Blogging “Yes” Day 24: The Link Between Rape and Purity

29 04 2010

We’re coming into the home stretch of the Blogging “Yes” project.  It’s day twenty four, and I read Jessica Valenti’s “Purely Rape: The Myth of Sexual Purity and How it Reinforces Rape Culture.”  This essay is basically a very bite-sized version of the argument in Valenti’s book, The Purity Myth, but what really stuck with my is an example from my own state, Maryland, of a law (no longer in force) that made rape impossible if a woman said no after penetration.
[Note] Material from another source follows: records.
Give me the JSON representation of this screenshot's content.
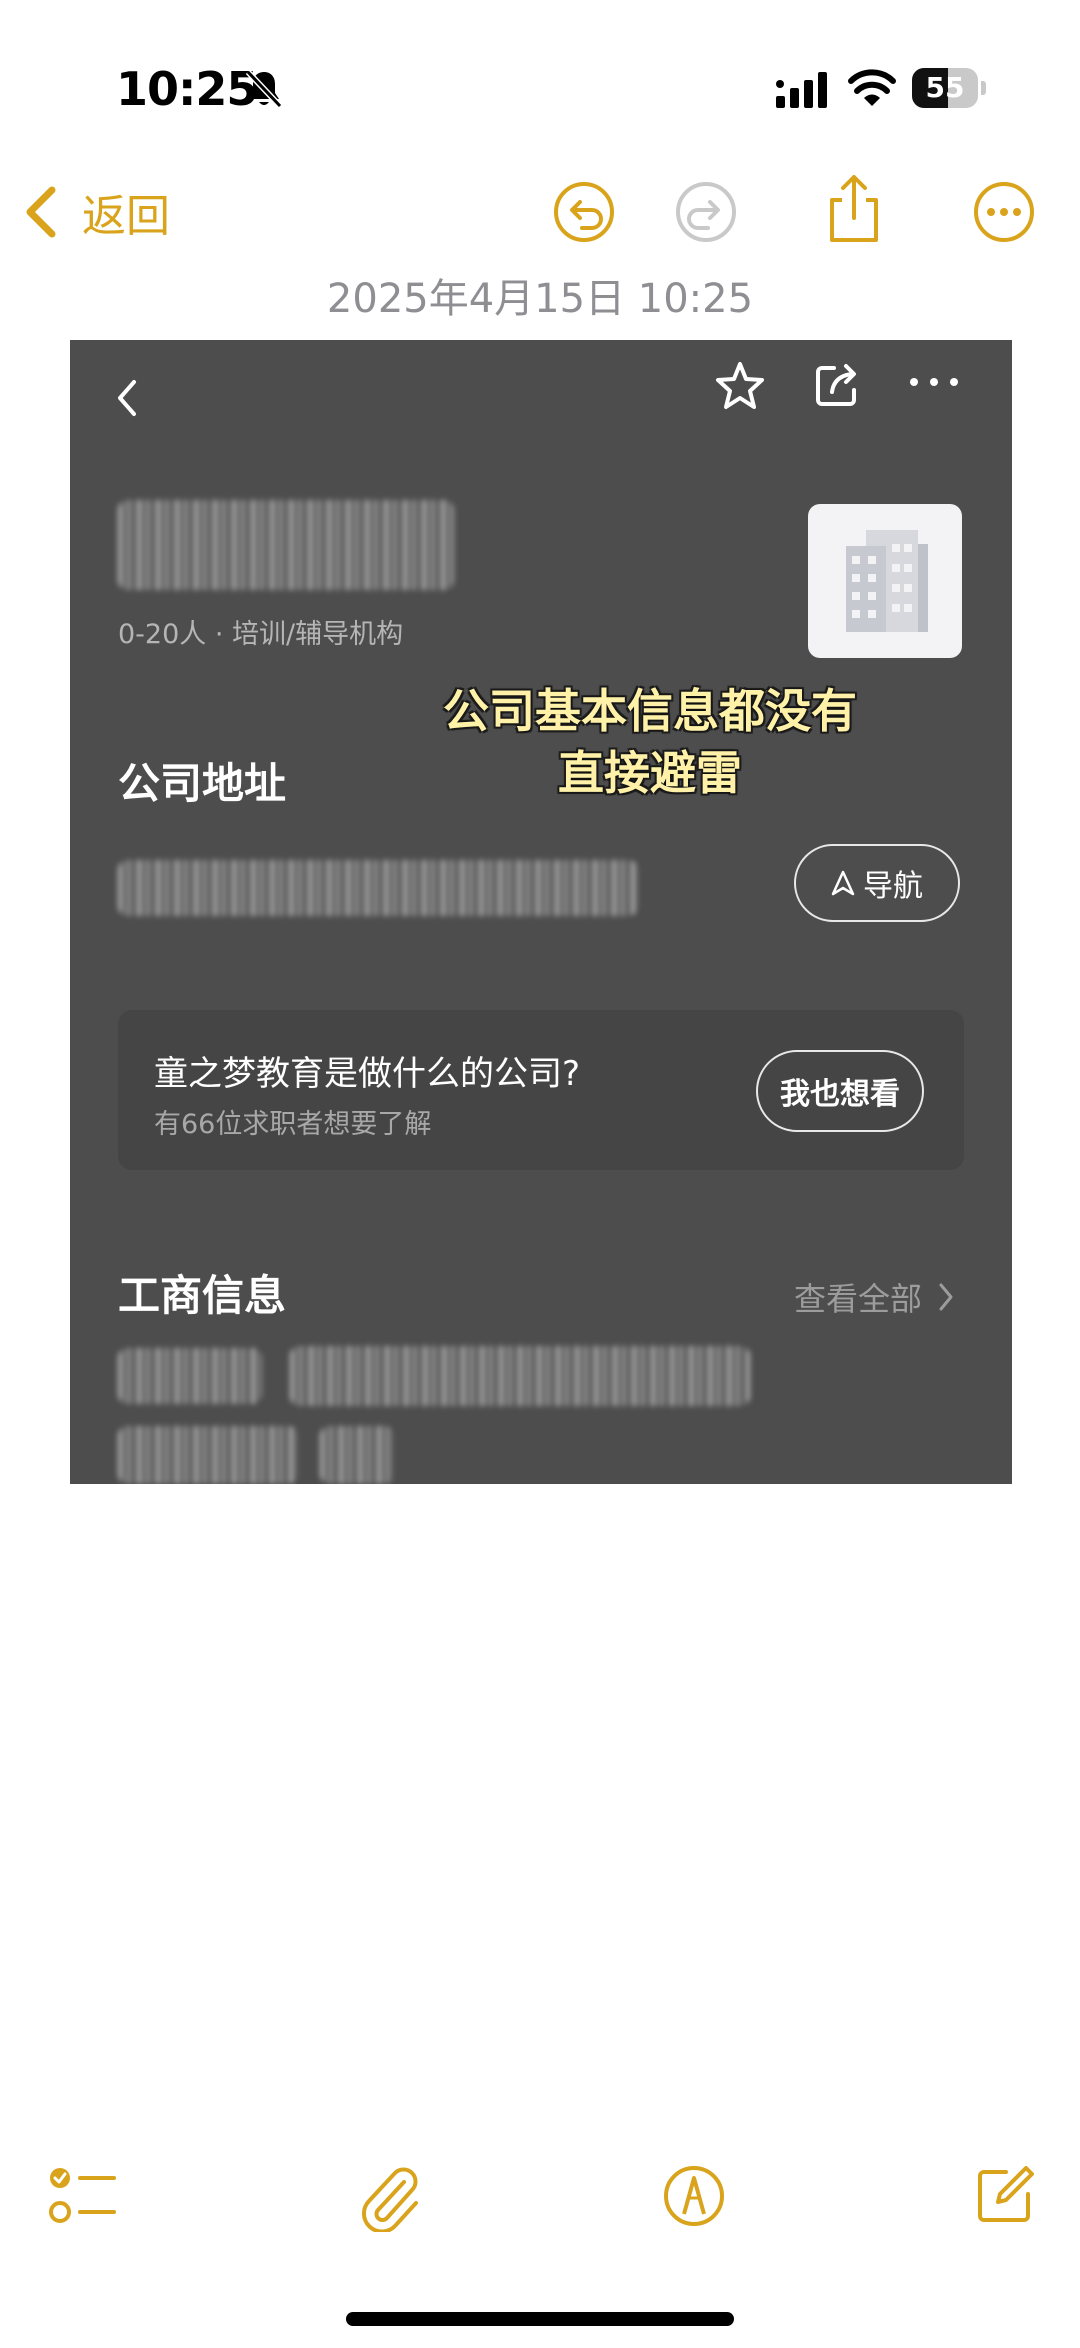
{
  "status_bar": {
    "time": "10:25",
    "battery_level": "55",
    "battery_fraction": 0.55
  },
  "toolbar": {
    "back_label": "返回",
    "icons": [
      "chevron-left-icon",
      "undo-icon",
      "redo-icon",
      "share-icon",
      "more-icon"
    ]
  },
  "note": {
    "timestamp": "2025年4月15日 10:25"
  },
  "screenshot": {
    "company_meta": "0-20人 · 培训/辅导机构",
    "overlay_caption_line1": "公司基本信息都没有",
    "overlay_caption_line2": "直接避雷",
    "address_title": "公司地址",
    "nav_button": "导航",
    "qa_title": "童之梦教育是做什么的公司?",
    "qa_subtitle": "有66位求职者想要了解",
    "qa_button": "我也想看",
    "business_title": "工商信息",
    "view_all": "查看全部"
  },
  "bottom_toolbar": {
    "icons": [
      "checklist-icon",
      "attachment-icon",
      "markup-icon",
      "compose-icon"
    ]
  },
  "colors": {
    "accent": "#d9a41c",
    "screenshot_bg": "#4d4d4d",
    "caption": "#fff2a8"
  }
}
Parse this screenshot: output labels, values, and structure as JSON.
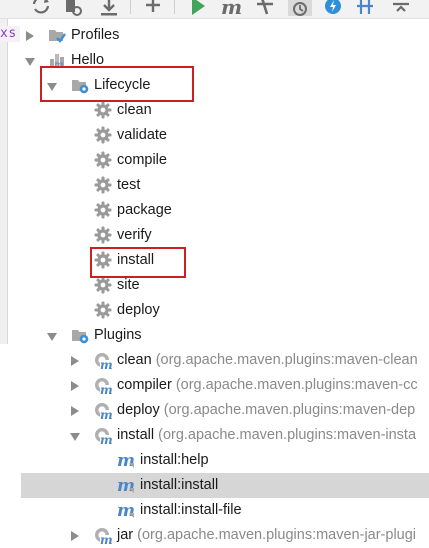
{
  "toolbar": {
    "buttons": [
      {
        "name": "reimport-icon"
      },
      {
        "name": "generate-sources-icon"
      },
      {
        "name": "download-icon"
      },
      {
        "name": "add-icon"
      },
      {
        "name": "run-icon"
      },
      {
        "name": "maven-goal-icon"
      },
      {
        "name": "toggle-offline-icon"
      },
      {
        "name": "skip-tests-icon"
      },
      {
        "name": "lightning-icon"
      },
      {
        "name": "show-dependencies-icon"
      },
      {
        "name": "collapse-all-icon"
      }
    ]
  },
  "editor_gutter": {
    "fragment": "xs"
  },
  "tree": {
    "profiles": "Profiles",
    "project": "Hello",
    "lifecycle": {
      "label": "Lifecycle",
      "phases": [
        "clean",
        "validate",
        "compile",
        "test",
        "package",
        "verify",
        "install",
        "site",
        "deploy"
      ]
    },
    "plugins": {
      "label": "Plugins",
      "items": [
        {
          "name": "clean",
          "detail": "(org.apache.maven.plugins:maven-clean"
        },
        {
          "name": "compiler",
          "detail": "(org.apache.maven.plugins:maven-cc"
        },
        {
          "name": "deploy",
          "detail": "(org.apache.maven.plugins:maven-dep"
        },
        {
          "name": "install",
          "detail": "(org.apache.maven.plugins:maven-insta",
          "goals": [
            "install:help",
            "install:install",
            "install:install-file"
          ]
        },
        {
          "name": "jar",
          "detail": "(org.apache.maven.plugins:maven-jar-plugi"
        }
      ]
    }
  },
  "selected_goal": "install:install",
  "colors": {
    "selection": "#d6d6d6",
    "highlight_box": "#cc1f1f",
    "folder_blue": "#3d8fd6",
    "gear_gray": "#9a9a9a",
    "plugin_m_blue": "#4a86c8"
  }
}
Valenti explains that the law’s precedent was based on the idea that a woman could never be “re-flowered” once penetration occurred.  Of course, modern law doesn’t say that rape cannot occur unless a woman is a virgin, but the concept of rape was historically tied in tightly with the idea of purity.  The moral problem with rape was the violation of a chaste, pure woman (or a married woman by someone other than her husband).  The law has shifted somewhat to make rape an issue of violence and physical invasion, rather than chastity, but these roots are still stuck in the legal framework, as the 2008 law shows.

This idea of rape, of course, excludes a lot of women whose autonomy is violated by the crime of rape.  If only “pure” women can be raped, then a lot of people don’t qualify.  Women who enjoy “casual” sex, or have had multiple romantic partners, sex workers, women whose morality system isn’t based on the idea of purity/chastity, etc., are all left out.  It’s an obviously Christian, obviously upper-to-middle class based ideal system that has no place in the way we conceive of rape.  Consent needs to be continual, and can be revoked at any time.  Consent can be revoked for a partner, whether married or not.  Consent can be given for one sexual activity but not another.  And yes, consent can be revoked in the middle of an activity because it hurts, because it isn’t working, because someone just plain isn’t interested anymore.